The problem with scientists is that they take their words too seriously. If they say such and such is the start of something, then it must be so, until someone comes along with some real evidence to show that something else happened first. People can't even agree on what the Anthropocene looks like nor what constitutes change. To use 1950 as a starting point is a very conservative move, probably was designed to make everyone happy because at that point it could said that something was happening.
Lots of groups are trying to find something that clearly shows the start of the Anthropocene. They are all right because they are all looking at the roots of a very big tree. The tree body is here to be plainly seen, but the root growth and tree rings are hidden and must be examined one at a time. Enter the 10,000 clueless (formerly blind but that's an insult)) men (men is still okay, wink, wink, nod, nod) who each have one piece of the puzzle.
Graphing the conversion of forested land to agriculturally converted land is just one way of seeing what happened. According to some,
the world has lost one-third of its forest land in the past 10,000 years and half of that happened in the last 100 years. They are looking at the amount of trees that survived after being run down by glaciers in the last ice age and how much of that forest land is now farmland. Seems like they are forgetting that the glaciers mowed down a considerable number of trees, and while we certainly didn't cause the last ice age, that did reduce the number of trees just the same. Are we counting the trees mowed down by the glaciers as a start of the Anthropocene, well some folks aren't. Since we didn't do it, that doesn't count. As for myself I subscribe to the once upon a time idea that there once were 6 trillion trees and now there are only 3 trillion trees and the number is still shrinking. All that shade has to count for something. A house with half a roof is no good to anyone. The replanted forest lands, claimed to be signs of reforestation, of a single kind of tree that will be cut down at some point in the near future, counts as new forest land for some but not by others. I figure the trees need to left standing 100 years to be counted as new forest land.

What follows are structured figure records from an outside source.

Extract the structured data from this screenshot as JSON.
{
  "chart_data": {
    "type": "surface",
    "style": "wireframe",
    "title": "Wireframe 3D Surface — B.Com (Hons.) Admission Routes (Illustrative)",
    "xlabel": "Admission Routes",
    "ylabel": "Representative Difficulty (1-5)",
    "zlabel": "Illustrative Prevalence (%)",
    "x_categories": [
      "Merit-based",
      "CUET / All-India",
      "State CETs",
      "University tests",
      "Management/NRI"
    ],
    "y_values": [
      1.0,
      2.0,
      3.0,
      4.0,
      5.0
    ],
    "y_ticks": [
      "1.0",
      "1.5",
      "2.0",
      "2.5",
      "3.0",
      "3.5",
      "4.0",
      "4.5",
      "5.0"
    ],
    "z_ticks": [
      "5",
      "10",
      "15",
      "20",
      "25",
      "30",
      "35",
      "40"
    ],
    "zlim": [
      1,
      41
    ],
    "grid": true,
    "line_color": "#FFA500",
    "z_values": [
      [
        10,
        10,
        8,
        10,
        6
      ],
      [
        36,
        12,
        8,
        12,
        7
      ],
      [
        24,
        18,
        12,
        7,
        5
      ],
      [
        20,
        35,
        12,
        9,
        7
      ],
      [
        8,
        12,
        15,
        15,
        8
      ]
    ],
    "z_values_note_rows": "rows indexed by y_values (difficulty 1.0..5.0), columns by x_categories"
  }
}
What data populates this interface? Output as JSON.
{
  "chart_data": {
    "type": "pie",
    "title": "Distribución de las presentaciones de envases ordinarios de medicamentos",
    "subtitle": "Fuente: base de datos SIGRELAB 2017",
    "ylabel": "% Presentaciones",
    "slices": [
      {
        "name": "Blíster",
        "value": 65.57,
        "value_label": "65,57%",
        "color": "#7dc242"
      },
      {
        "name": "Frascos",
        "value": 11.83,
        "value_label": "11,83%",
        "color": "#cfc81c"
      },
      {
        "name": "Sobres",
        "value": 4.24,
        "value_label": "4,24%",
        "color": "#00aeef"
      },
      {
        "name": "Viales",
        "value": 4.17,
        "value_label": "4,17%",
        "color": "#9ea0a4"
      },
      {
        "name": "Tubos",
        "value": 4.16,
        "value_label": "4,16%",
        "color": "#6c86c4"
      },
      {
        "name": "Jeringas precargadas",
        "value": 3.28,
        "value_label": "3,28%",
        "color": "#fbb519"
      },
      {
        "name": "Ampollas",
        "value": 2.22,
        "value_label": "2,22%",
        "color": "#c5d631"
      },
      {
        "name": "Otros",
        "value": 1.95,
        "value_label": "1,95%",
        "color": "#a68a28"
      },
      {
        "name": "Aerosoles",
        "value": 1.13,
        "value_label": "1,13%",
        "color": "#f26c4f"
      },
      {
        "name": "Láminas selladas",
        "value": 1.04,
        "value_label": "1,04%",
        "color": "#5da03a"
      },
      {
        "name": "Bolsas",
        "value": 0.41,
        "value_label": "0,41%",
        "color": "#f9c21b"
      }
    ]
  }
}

And for others, if there are no wolves preying on other animals amongst a host of other kinds of animals living in a forest with hundreds of different kinds of plants, then it never will be a forest.
You try to find out how much land has been converted to inhabitable real estate and that becomes an accounting nightmare. Just a fraction of a percentage of land is taken up by roads, while cities and homes take up only another two percent. The things is, the land the homes are on are dead as far as biodiversity goes. A green lawn, or even a stand of trees does not count as biodiversified land. So that 2 percent value is a lot higher in some people's eyes while still perfectly accurate in other people's eyes. Instead of looking at the layers underneath the soil, perhaps what is making those layers on the surface are just as important.
The roarway cutting fields (roads) are not the simple less than a fraction of a percentage of the land that they seem to be. That value is the static no load value. Put traffic on those roads and that magnifies the impact a million times. Put a busy road between a pond with turtles in it, and a elevated hillside of dry, sandy, pebbly dirt facing the morning sun and the turtles will vanish over time as they try to lay their eggs where they always did. Adult turtles get hit going both ways, the young get hit in their first moments of life, with another crush of the apple on their repeat trips to the ancestral egg laying territory.
So what did happen in the 1950"s? The Earth started plowing into gigantic plastic asteroids.
Plastic of one one sort or another had been around for 100 years but in the 1950's it saw exponential production growth. All the plastic ever made always seeks to fall apart into smaller and smaller pieces as time goes on. Its made in yearly batches and released all around the world. If it was a real plastic asteroid, there would be fine layers of plastic under the surface, like the iridium rich layers of clay found underground that was deposited by huge asteroids striking the Earth. But the plastic is distributed throughout the dirt beneath our feet because it is so light weight, it achieves anti gravity status as it breaks up into smaller and smaller pieces, and then just floats around and around. At home in the air or in the dirt. The thing is, getting hit by huge plastic asteroids sounds more dramatic than just cruising through a plastic wonderland.